I also hit something else that the pundits seems to have discovered and bothered me considerably, and that was the last year
of a person's life is the most expensive medically. What did one expect? He real question was, were we spending money
properly? This seemed to be an appropriate time to quote Governor Lamm of Colorado (that I was later to debate on this subject,
on the Green in Hanover, New Hampshire) when he said concerning older people: "They ought to die more quickly" and
"get out of the way". I made it clear that that phrase bothers me, especially with people who say it is the choice
of the older folks. I know so much by personal experience that it frequently is not the older person's choice, but someone
else's. Various living wills and medical powers of attorney were being doubted, in the days of this lecture, as being
the kind of documents that express an individual's personal choice for a so-called "Death with dignity". But when
push comes to shove, and a patient faces the choice of the type of life he or she is living or a "death with dignity",
a patient very often choices life over death. I find no fault with any old person who does not agree with Governor Lamm.
This was a natural entree to a discussion about euthanasia. I thought then, and I think now that one of the most important
things I could say on this issue was: "There is a great deal of difference between giving the patient all the life to
which she or he is entitled or prolonging the act of dying."
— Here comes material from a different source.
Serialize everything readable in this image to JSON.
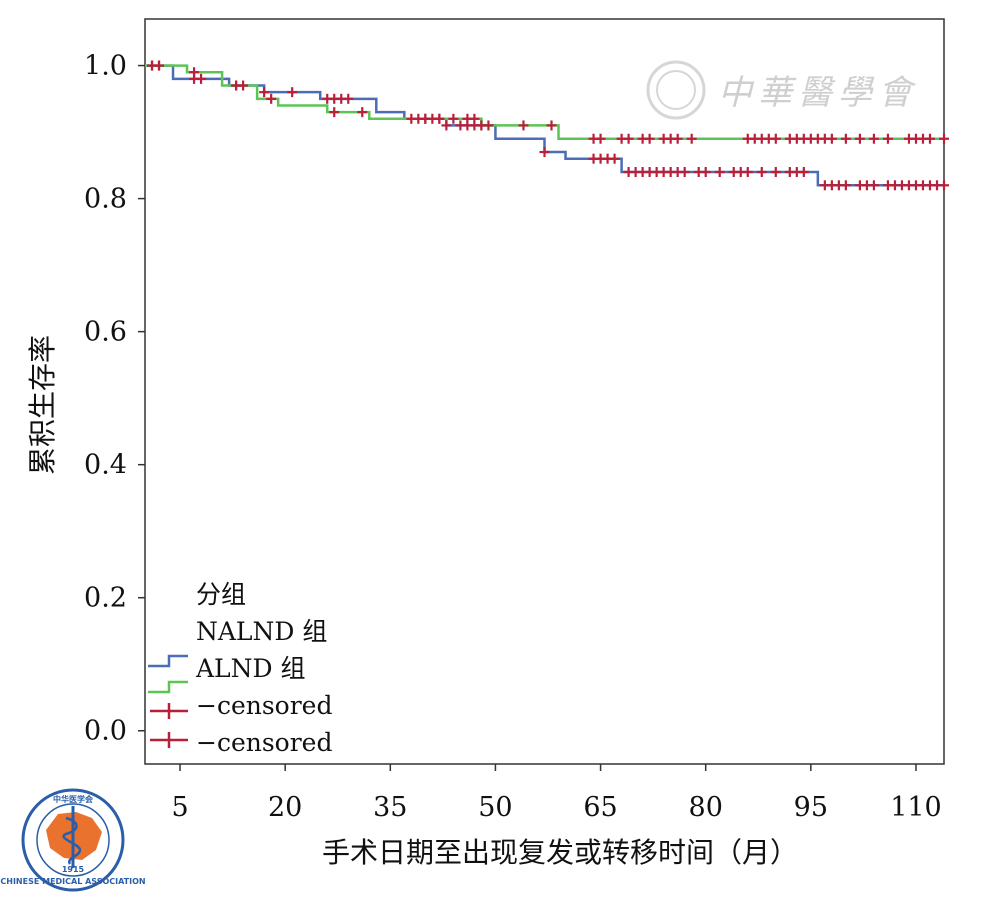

It is true that many of the expenditures made in the last year of a person's life are in the futile pursuit of prolonging
the patient's act of dying. On the other hand, having been a clinician for many years, I know there are many patients
for whom there is a high expectation of recovery. These two types of patients need to be separated in our minds.
I confess to a worry that America will decide such great ethical issues of life and death exclusively in terms of "cost
It certainly is sensible to imply that the possibility exists that the overall health costs of tomorrow's elderly may
be substantially lower, per capita, than it is today, thanks to a popular commitment to health promotion and the prevention
of disease and disability, by both the individual and society. This however, has proven to be an illusive goal. I think largely
because Americans who are preoccupied with health tend to focus on the glamorous things like baboon hearts and titanium knees
and don't think there is much glamour in just saying "no".
I closed with the notion that we could not duck these issues, because they are inconveniently difficult. My parting shot was:
"If you do duck them, they will only come back to haunt you, when you, too, are old . . . and ill . . . and in need of
compassionate health care to ease you through your final years."